Uyuşmazlık, kadının açtığı evlilik birliğinin temelinden sarsılması hukuki nedenine dayalı boşanma davasında taraflar arasında ortak hayatı temelinden sarsacak ve birliğin devamına imkân vermeyecek derecede geçimsizlik bulunup bulunmadığı, geçimsizlik varsa kusurun kimden kaynaklandığı, boşanma davasının kabulünün doğru olup olmadığı, kadın lehine maddî ve manevî tazminata hükmedilmesi şartlarının gerçekleşip gerçekleşmediği, kadın lehine hükmedilen maddî ve manevî tazminatın koşulları varsa miktarının ve kadın ile ortak çocuk lehine hükmedilen nafakaların kabulü şartları ile miktarının yerinde olup olmadığı ve velâyet düzenlemesi noktasında toplanmaktadır.

2. İlgili Hukuk

6100 sayılı Kanun'un 190 ncı maddesi, 369 uncu maddesinin birinci fıkrası ile 370 ve 371 inci maddeleri; 4721 sayılı Kanunu’nun 6 ıncı maddesi,166 ncı maddesinin birinci ve ikinci fıkrası, 169 uncu maddesi, 174 üncü maddesi, 175 inci maddesi, 182 nci maddesi, 330 uncu maddesi, 327 nci maddesi, 336 ncı maddesi. 6098 sayılı Türk Borçlar Kanunu'nun 50 nci ve 51 inci maddeleri.

3. Değerlendirme

1.Bölge Adliye Mahkemelerinin nihai kararlarının bozulması 6100 sayılı Kanun'un 371 inci maddesinde yer alan sebeplerden birinin varlığı hâlinde mümkündür.

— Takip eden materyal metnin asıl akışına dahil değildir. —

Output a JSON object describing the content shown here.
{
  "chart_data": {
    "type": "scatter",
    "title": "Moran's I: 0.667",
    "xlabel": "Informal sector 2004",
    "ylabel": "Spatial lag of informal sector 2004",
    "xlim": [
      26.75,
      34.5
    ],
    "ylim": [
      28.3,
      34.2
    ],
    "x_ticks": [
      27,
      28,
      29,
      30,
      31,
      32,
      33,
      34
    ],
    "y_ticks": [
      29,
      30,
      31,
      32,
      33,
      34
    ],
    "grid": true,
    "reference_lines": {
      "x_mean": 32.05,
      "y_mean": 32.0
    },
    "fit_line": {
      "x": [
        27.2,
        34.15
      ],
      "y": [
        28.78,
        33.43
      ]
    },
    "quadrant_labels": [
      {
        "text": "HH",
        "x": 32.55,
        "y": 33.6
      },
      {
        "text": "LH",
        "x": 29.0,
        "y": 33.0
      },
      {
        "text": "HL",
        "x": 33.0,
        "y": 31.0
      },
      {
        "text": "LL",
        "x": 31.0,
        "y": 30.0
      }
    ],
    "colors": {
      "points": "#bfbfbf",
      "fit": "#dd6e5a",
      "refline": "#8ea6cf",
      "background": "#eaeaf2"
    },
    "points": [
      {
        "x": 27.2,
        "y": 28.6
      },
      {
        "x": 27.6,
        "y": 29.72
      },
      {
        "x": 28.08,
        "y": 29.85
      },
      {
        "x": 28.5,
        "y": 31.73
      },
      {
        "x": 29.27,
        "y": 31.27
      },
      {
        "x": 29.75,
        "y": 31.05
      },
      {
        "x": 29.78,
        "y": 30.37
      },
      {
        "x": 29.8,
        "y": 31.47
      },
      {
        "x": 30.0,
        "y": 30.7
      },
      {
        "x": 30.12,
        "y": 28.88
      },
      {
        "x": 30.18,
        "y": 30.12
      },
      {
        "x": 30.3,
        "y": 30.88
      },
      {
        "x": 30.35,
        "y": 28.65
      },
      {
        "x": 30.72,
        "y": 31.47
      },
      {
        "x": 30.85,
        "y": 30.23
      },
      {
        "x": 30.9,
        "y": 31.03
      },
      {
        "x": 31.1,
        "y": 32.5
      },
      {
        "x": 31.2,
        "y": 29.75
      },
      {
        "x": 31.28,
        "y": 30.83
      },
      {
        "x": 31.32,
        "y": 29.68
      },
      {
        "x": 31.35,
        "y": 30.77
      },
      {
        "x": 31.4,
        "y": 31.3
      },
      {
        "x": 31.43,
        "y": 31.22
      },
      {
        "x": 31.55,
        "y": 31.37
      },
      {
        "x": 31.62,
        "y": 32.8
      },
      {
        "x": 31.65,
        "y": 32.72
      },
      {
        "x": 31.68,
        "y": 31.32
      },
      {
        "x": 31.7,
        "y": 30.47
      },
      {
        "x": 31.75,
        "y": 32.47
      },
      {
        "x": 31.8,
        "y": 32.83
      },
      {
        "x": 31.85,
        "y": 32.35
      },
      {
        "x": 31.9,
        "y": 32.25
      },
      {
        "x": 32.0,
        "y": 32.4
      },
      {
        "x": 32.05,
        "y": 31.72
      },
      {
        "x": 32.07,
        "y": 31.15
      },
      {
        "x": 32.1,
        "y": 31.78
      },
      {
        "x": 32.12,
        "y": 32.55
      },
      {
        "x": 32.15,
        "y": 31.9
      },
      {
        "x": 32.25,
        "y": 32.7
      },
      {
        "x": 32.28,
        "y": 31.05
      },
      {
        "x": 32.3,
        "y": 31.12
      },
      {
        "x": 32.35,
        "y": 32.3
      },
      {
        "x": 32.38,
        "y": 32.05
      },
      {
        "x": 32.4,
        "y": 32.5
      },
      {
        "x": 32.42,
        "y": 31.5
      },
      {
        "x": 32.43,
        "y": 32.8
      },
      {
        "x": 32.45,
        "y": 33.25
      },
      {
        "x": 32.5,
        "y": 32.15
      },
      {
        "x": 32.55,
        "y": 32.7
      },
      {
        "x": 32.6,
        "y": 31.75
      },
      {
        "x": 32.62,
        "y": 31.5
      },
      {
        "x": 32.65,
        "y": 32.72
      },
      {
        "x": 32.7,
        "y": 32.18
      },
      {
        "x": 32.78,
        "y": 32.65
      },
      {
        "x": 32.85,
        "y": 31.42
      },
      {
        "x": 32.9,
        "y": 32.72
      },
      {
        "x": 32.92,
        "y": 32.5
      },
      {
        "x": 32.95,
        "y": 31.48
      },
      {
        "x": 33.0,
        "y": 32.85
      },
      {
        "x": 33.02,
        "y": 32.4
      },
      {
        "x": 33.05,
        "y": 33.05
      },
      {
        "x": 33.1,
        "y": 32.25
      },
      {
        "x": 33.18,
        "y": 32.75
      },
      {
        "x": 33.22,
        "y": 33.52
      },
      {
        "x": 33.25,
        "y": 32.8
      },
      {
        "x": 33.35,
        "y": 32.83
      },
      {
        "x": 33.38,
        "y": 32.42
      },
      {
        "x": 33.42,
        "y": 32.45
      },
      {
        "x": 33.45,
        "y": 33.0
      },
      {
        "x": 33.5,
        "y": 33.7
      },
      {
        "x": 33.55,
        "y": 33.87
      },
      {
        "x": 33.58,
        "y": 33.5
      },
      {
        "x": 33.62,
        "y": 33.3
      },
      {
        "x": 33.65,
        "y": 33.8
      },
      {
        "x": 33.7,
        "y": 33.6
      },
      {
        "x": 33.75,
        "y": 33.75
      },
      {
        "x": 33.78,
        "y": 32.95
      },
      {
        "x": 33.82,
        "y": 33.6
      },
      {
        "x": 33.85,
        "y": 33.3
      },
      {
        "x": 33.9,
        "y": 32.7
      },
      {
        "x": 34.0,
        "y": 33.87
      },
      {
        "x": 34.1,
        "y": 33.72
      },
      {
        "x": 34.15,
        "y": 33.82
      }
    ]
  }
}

2.Temyizen incelenen karar, tarafların karşılıklı iddia ve savunmalarına, dayandıkları belgelere, uyuşmazlığa uygulanması gereken hukuk kuralları ile hukuki ilişkinin nitelendirilmesine, dava şartlarına, yargılama ve ispat kuralları ile kararda belirtilen gerekçelere göre usul ve kanuna uygun olup davalı erkek vekilince temyiz dilekçesinde ileri sürülen nedenler kararın bozulmasını gerektirecek nitelikte görülmemiştir.

VI. KARAR

Açıklanan sebeplerle;

Temyiz olunan Bölge Adliye Mahkemesi kararının 6100 sayılı Kanun'un 370 inci maddesinin birinci fıkrası uyarınca ONANMASINA,

Aşağıda yazılı temyiz giderinin temyiz edene yükletilmesine,

Dosyanın İlk Derece Mahkemesine, kararın bir örneğinin Bölge Adliye Mahkemesine gönderilmesine,

07.10.2024 tarihinde oy birliğiyle karar verildi.